DALLAS (AP) — Pat Summerall was the calm alongside John Madden’s storm.
Over four decades, Summerall described some of the biggest games in America in his deep, resonant voice. Simple, spare, he delivered the details on 16 Super Bowls, the Masters and the U.S. Open tennis tournament with a simple, understated style that was the perfect complement for the “booms!” and “bangs!” of Madden, his football partner for the last half of the NFL player-turned-broadcaster’s career.
Summerall died Tuesday at age 82 of cardiac arrest, said University of Texas Southwestern Medical Center spokesman Jeff Carlton, speaking on behalf of Summerall’s wife, Cheri.
“Pat was my broadcasting partner for a long time, but more than that he was my friend for all of these years,” Madden said in a statement. “Pat Summerall is the voice of football and always will be.”
His final play-by-play words beside Madden were succinct, of course, as he called the game-ending field goal of the Super Bowl for Fox on Feb. 3, 2002, when New England beat St. Louis 20-17.
“It’s right down the pipe. Adam Vinatieri. No time on the clock. And the Patriots have won Super Bowl XXXVI. Unbelievable,” Summerall said.
Sparse, exciting, perfect. A flawless summation without distracting from the reaction viewers could see on the screen.
At the end of their final broadcast together, Madden described Summerall as “a treasure” and the “spirit of the National Football League” in a tribute to the partner that complemented the boisterous former Oakland Raiders coach so well.
As former teammate and broadcaster Frank Gifford put it in an accompanying video tribute: “America is very comfortable with Pat Summerall.”
Summerall played 10 NFL seasons from 1952 to 1961 with the Chicago Cardinals and New York Giants, but it was in his second career that he became a voice familiar to generations of sports fans, not only those of the NFL.
“Pat was a friend of nearly 40 years,” said CBS Sports broadcaster Verne Lundquist. “He was a master of restraint in his commentary, an example for all of us. He was also one of the great storytellers who ever spoke into a microphone.”
Summerall started doing NFL games for CBS in 1964, and became a play-by-play guy 10 years later. He was also part of coverage of the PGA Tour, including the Masters from 1968-94, and U.S. Open tennis.
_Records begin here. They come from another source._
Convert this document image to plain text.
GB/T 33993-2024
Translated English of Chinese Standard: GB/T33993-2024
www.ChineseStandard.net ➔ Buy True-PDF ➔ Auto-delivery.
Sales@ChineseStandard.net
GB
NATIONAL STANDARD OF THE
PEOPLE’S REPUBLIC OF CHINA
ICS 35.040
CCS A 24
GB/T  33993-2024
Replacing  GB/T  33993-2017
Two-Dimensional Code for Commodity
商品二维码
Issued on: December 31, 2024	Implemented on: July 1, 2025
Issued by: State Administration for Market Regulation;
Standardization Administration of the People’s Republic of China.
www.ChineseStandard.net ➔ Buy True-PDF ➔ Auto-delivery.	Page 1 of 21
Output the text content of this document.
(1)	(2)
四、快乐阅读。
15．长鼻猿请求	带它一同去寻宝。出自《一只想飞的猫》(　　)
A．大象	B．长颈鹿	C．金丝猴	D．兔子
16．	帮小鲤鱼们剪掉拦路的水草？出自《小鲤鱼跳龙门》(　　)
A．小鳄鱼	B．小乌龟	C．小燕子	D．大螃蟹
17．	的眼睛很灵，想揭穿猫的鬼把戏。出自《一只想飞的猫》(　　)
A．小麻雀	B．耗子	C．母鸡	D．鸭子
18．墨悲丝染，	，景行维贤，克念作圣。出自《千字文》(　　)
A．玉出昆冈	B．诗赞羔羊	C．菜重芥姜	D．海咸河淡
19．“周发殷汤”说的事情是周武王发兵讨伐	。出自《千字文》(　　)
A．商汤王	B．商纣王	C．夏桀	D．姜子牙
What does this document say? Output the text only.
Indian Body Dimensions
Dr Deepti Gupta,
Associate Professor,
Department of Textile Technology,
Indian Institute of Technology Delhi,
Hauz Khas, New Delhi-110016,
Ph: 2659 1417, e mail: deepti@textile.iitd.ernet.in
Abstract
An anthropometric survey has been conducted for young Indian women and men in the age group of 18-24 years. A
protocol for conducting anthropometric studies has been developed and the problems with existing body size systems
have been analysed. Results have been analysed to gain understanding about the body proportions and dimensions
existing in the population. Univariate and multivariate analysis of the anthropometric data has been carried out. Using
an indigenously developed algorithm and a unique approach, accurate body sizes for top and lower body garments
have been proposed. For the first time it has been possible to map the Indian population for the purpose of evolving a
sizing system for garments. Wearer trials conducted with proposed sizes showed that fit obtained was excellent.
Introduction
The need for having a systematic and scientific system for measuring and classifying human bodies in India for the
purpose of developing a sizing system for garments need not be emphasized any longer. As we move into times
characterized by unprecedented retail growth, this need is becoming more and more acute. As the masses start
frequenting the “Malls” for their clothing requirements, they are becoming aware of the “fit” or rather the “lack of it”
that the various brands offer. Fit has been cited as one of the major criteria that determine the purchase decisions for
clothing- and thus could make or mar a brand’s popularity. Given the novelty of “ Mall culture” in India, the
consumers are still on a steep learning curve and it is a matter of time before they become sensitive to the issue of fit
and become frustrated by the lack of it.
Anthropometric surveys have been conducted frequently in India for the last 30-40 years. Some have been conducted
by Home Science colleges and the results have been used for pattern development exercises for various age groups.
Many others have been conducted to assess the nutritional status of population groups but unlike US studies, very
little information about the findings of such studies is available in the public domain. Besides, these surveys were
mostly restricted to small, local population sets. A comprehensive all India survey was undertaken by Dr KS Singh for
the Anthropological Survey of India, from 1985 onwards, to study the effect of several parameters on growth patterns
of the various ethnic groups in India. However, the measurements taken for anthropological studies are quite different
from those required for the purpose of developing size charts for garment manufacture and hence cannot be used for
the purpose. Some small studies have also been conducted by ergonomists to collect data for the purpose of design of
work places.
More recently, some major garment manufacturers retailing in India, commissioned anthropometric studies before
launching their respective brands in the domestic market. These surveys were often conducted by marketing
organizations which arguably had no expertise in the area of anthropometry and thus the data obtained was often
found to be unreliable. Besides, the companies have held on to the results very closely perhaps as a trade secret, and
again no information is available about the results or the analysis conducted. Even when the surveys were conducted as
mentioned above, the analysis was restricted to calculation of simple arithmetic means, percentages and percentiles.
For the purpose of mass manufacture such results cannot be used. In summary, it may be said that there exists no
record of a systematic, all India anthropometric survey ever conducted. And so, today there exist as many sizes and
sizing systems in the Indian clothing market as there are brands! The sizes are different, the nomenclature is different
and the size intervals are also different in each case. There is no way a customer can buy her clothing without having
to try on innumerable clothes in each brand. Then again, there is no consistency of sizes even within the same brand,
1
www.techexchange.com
When CBS lost its NFL deal after the 1993 season, Summerall switched to Fox to keep calling NFL games with Madden. Summerall had hoped to keep working with CBS for other events like the Masters, but network executives saw it otherwise. At the time, CBS Sports anchor Jim Nantz said he was “very saddened” that Summerall didn’t get to leave CBS under his own terms.
“Pat Summerall was a hero to me,” Nantz said Tuesday. “I treasured the gift of friendship that I had with him. I was his understudy for 10 years. He could not have been more generous or kind to a young broadcaster.”
A recovering alcoholic, Summerall had a liver transplant in April 2004. The lifesaving surgery was necessary even after 12 years of sobriety.
After an intervention involving, among others, former NFL Commissioner Pete Rozelle, former CBS Sports President Peter Lund and former PGA Tour Commissioner Deane Beaman, Summerall checked into the Betty Ford Clinic in April 1992.
“I had no intention of quitting, I was having too good a time,” Summerall said in a 2000 Associated Press story. “The prescribed stay at Betty Ford is 28 days. They kept me 33 because I was so angry at the people who did the intervention, the first five days didn’t do me any good.”
Summerall received the liver of a 13-year-old junior high football player from Arkansas who died unexpectedly from an aneurysm. Summerall had an emotional meeting with the teenager’s family the following year.
“He always had a joke,” Madden said Tuesday. “Pat never complained and we never had an unhappy moment. He was something very special.”
Summerall often shared his testimony with Christian groups and told his story when speaking before other organizations. In his 2006 book, “Summerall: On and Off The Air,” he frankly discussed his personal struggles and professional successes.
Long before broadcasting Super Bowl games, 16 for television and 10 more for radio — in fact, before there was even a Super Bowl — Summerall played a role in what is known in football circles as “The Greatest Game Ever Played,” the 1958 NFL championship. The Giants lost to the Baltimore Colts 23-17 in the NFL’s first-ever overtime game.
“Pat Summerall was one of the best friends and greatest contributors that the NFL has known,” NFL Commissioner Roger Goodell said. “His majestic voice was treasured by millions of NFL fans for more than four decades. It is a sad day in the NFL.”